Dépendance au jeu: dans la tête d’un joueur compulsif
TVA Nouvelles
«Ce n’est pas drôle cette affaire-là, il y a des gens qui se claquent des dépressions nerveuses et qui meurent!» Cette affaire-là, ce sont les jeux de hasard auxquels Jacques Gosselin est accro depuis plusieurs décennies. Il a voulu raconter son histoire au Journal afin de prévenir des dangers du jeu en ligne.
• À lire aussi: Jeux de hasard et d’argent: de plus en plus de Québécois se retrouvent au bord du gouffre
• À lire aussi: Sept millionnaires recherchés par Loto-Québec
«J’ai toujours été accro aux machines à sous», explique l’homme de 78 ans, rencontré chez lui dans le quartier de Sainte-Foy à Québec. «Mais là, ce n’est pas mêlant, c’est quasiment rendu un vice!»

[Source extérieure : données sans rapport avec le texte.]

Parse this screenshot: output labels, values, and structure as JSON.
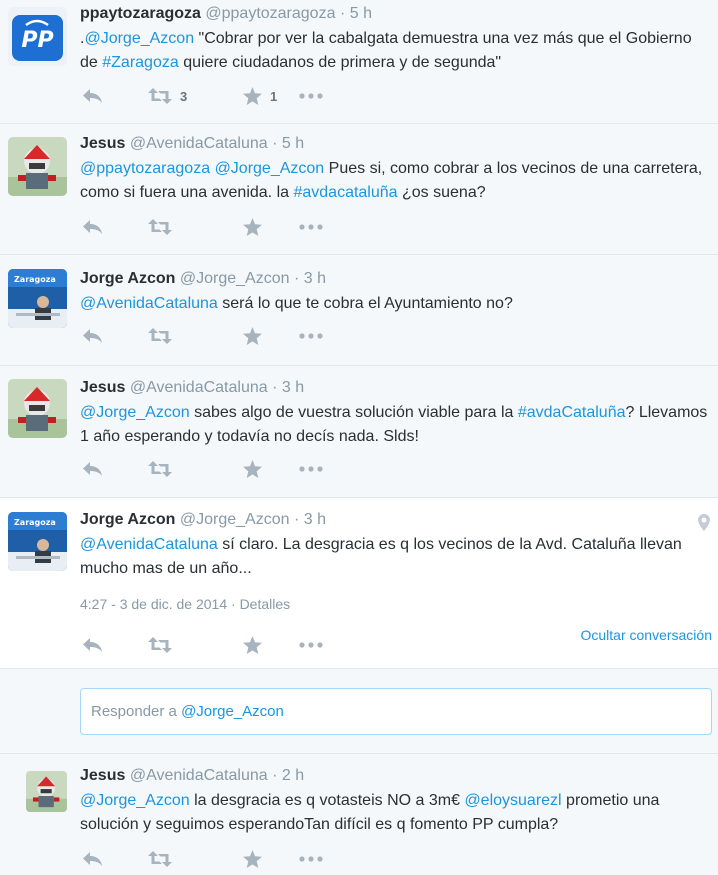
{
  "tweets": [
    {
      "fullname": "ppaytozaragoza",
      "username": "@ppaytozaragoza",
      "time": "5 h",
      "text": [
        {
          "t": ".",
          "link": false
        },
        {
          "t": "@Jorge_Azcon",
          "link": true
        },
        {
          "t": " \"Cobrar por ver la cabalgata demuestra una vez más que el Gobierno de ",
          "link": false
        },
        {
          "t": "#Zaragoza",
          "link": true
        },
        {
          "t": " quiere ciudadanos de primera y de segunda\"",
          "link": false
        }
      ],
      "retweets": "3",
      "favorites": "1"
    },
    {
      "fullname": "Jesus",
      "username": "@AvenidaCataluna",
      "time": "5 h",
      "text": [
        {
          "t": "@ppaytozaragoza",
          "link": true
        },
        {
          "t": " ",
          "link": false
        },
        {
          "t": "@Jorge_Azcon",
          "link": true
        },
        {
          "t": " Pues si, como cobrar a los vecinos de una carretera, como si fuera una avenida. la ",
          "link": false
        },
        {
          "t": "#avdacataluña",
          "link": true
        },
        {
          "t": " ¿os suena?",
          "link": false
        }
      ],
      "retweets": "",
      "favorites": ""
    },
    {
      "fullname": "Jorge Azcon",
      "username": "@Jorge_Azcon",
      "time": "3 h",
      "text": [
        {
          "t": "@AvenidaCataluna",
          "link": true
        },
        {
          "t": " será lo que te cobra el Ayuntamiento no?",
          "link": false
        }
      ],
      "retweets": "",
      "favorites": ""
    },
    {
      "fullname": "Jesus",
      "username": "@AvenidaCataluna",
      "time": "3 h",
      "text": [
        {
          "t": "@Jorge_Azcon",
          "link": true
        },
        {
          "t": " sabes algo de vuestra solución viable para la ",
          "link": false
        },
        {
          "t": "#avdaCataluña",
          "link": true
        },
        {
          "t": "? Llevamos 1 año esperando y todavía no decís nada. Slds!",
          "link": false
        }
      ],
      "retweets": "",
      "favorites": ""
    },
    {
      "fullname": "Jorge Azcon",
      "username": "@Jorge_Azcon",
      "time": "3 h",
      "text": [
        {
          "t": "@AvenidaCataluna",
          "link": true
        },
        {
          "t": " sí claro. La desgracia es q los vecinos de la Avd. Cataluña llevan mucho mas de un año...",
          "link": false
        }
      ],
      "timestamp": "4:27 - 3 de dic. de 2014",
      "details_label": "Detalles",
      "hide_conversation": "Ocultar conversación",
      "retweets": "",
      "favorites": ""
    },
    {
      "fullname": "Jesus",
      "username": "@AvenidaCataluna",
      "time": "2 h",
      "text": [
        {
          "t": "@Jorge_Azcon",
          "link": true
        },
        {
          "t": " la desgracia es q votasteis NO a 3m€ ",
          "link": false
        },
        {
          "t": "@eloysuarezl",
          "link": true
        },
        {
          "t": " prometio una solución y seguimos esperandoTan difícil es q fomento PP cumpla?",
          "link": false
        }
      ],
      "retweets": "",
      "favorites": ""
    }
  ],
  "reply_box": {
    "prefix": "Responder a ",
    "handle": "@Jorge_Azcon"
  },
  "separator": "·",
  "colors": {
    "link": "#1b95e0",
    "muted": "#8899a6",
    "action": "#a7b3bd",
    "selected_bg": "#ffffff",
    "stream_bg": "#f5f8fa"
  },
  "icons": {
    "reply": "reply-icon",
    "retweet": "retweet-icon",
    "favorite": "star-icon",
    "more": "more-icon",
    "geo": "location-pin-icon"
  }
}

Le regard tourné vers la fenêtre de sa salle à manger, il raconte comment il a commencé à jouer à l’âge de sept ans, alors qu’il remplaçait les vieux disques dans les juke-box d’une entreprise de la Rive-Sud. «Il y avait des vieilles machines à boules, et je pouvais jouer gratis», se souvient-il en souriant.

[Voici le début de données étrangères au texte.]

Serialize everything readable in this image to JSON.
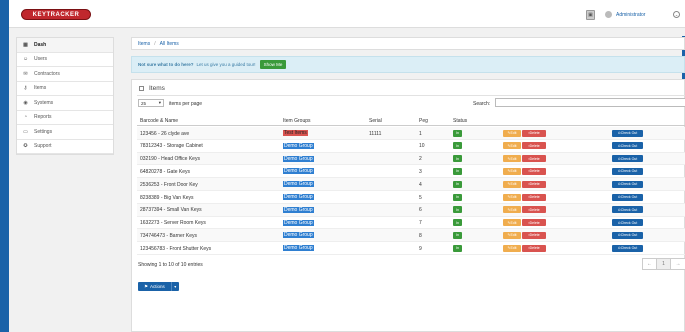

«Certaines boules étaient plus lourdes que les autres, et il fallait connaître la machine pour pouvoir gagner, c’était une vraie arnaque», ajoute-t-il.
L’habitude lui est restée, et il n’a jamais cessé de jouer. «Quand tu gagnes, c’est une euphorie, c’est pour ça que tu recommences», souligne le joueur, qui amenait autrefois ses enfants au casino pendant les vacances d’été en famille aux États-Unis. «Mais à un moment donné, les gens deviennent déraisonnables parce qu’ils pensent qu’ils vont battre la machine. Mais on ne peut pas battre la machine.»

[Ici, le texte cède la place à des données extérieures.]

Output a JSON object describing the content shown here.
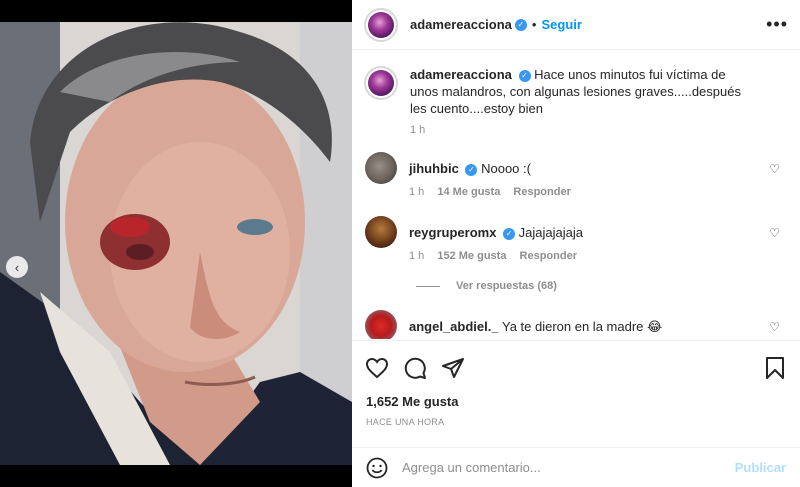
{
  "post": {
    "username": "adamereacciona",
    "follow_label": "Seguir",
    "separator": "•",
    "more_label": "•••",
    "caption": "Hace unos minutos fui víctima de unos malandros, con algunas lesiones graves.....después les cuento....estoy bien",
    "caption_time": "1 h"
  },
  "comments": [
    {
      "username": "jihuhbic",
      "text": "Noooo :(",
      "time": "1 h",
      "likes": "14 Me gusta",
      "reply": "Responder",
      "verified": true
    },
    {
      "username": "reygruperomx",
      "text": "Jajajajajaja",
      "time": "1 h",
      "likes": "152 Me gusta",
      "reply": "Responder",
      "verified": true
    },
    {
      "username": "angel_abdiel._",
      "text": "Ya te dieron en la madre 😂",
      "verified": false
    }
  ],
  "view_replies": "Ver respuestas (68)",
  "likes_count": "1,652 Me gusta",
  "timestamp": "HACE UNA HORA",
  "comment_placeholder": "Agrega un comentario...",
  "publish_label": "Publicar",
  "colors": {
    "accent": "#0095f6",
    "publish_disabled": "#b2dffc",
    "verified": "#3897f0",
    "muted": "#8e8e8e"
  },
  "icons": [
    "carousel-prev-icon",
    "more-options-icon",
    "verified-icon",
    "heart-icon",
    "comment-icon",
    "share-icon",
    "bookmark-icon",
    "emoji-icon"
  ],
  "carousel": {
    "total": 2,
    "current": 2
  }
}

Même s’il a «assez d’argent pour pouvoir en perdre» sans affecter sa qualité de vie, l’entrepreneur à la retraite convient que les pertes le «frustrent». «Ça me donne l’impression de m’être fait flouer», précise-t-il.
Certains joueurs plongent littéralement dans un état de détresse. «J’ai déjà vu un gars au salon de jeu qui avait perdu toute une soirée et qui disait à sa femme qu’il s’en allait chercher son .12 pour tirer sur la machine», raconte M. Gosselin.